An example of how this works is the stretch reflex. If there is a very rapid stretch of the muscle, the central portion of the intrafusal fibers will be mechanically stretched. This will increase the rate of firing of the sensory cells located in the central portion of the intrafusal fiber. As a result of this very strong stimulus, the central nervous system will initiate a muscle contraction to offset the perceived danger of this rapid stretch. This process is known as the stretch reflex.

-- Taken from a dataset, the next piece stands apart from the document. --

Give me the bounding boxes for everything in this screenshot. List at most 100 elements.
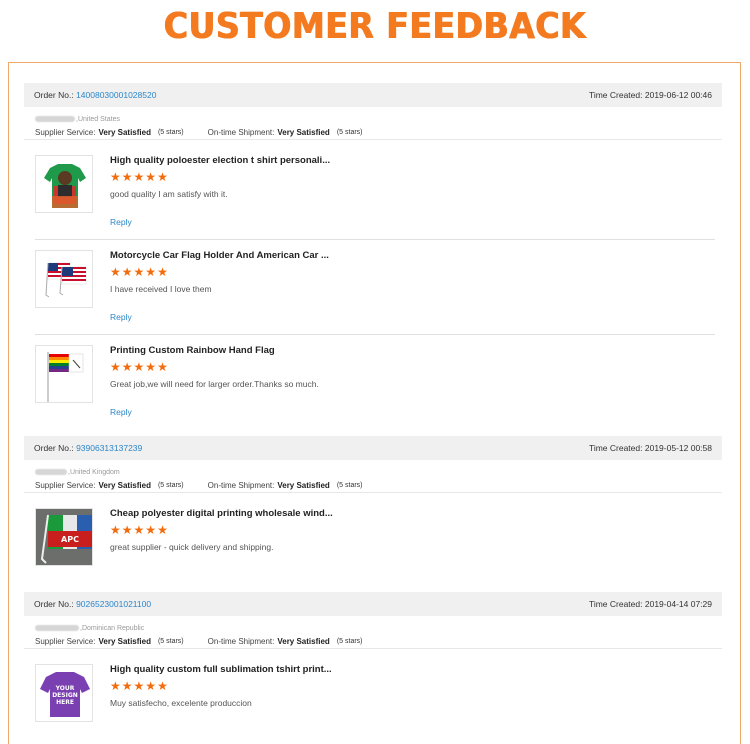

The other way that muscle spindles increase their firing rate and increase muscle tone is if there is an increase in activity in the gamma efferent fibers. When the gamma efferents fire they contract the ends of the intrafusal fibers, stretching the central portion and increasing the rate of firing of the intrafusal sensory fibers, heightening the muscle tonus.
Since an increase in the firing of the gamma fibers can lead to an increase in muscle tone, an overactive gamma fiber can create excess muscle tension. Excess gamma activity can come from elevated nervous system activity like stress, or from myofascial trigger points, muscle hypertonicity, injury, pain, nutritional imbalance, or a variety of other factors. The increase in gamma activity does not need to be very large in order to have significant effects on the muscle’s overall function.
Increased levels of gamma efferent activity are a significant cause of muscular dysfunction in the body. We often hear about how increased tension or stress in our lives creates tight and dysfunctional muscle structures. Excess activity in the gamma system is a big part of this tension-creating process. Understanding the gamma efferent system will help you choose better treatment methods for certain pain problems. There are a number of treatment techniques such as muscle energy technique, trigger point therapy, muscle stripping or other facilitated stretching methods that are helpful to reduce excess gamma efferent activity.
- Leonard C. Neuroscience of Human Movement. St. Louis: Mosby; 1998.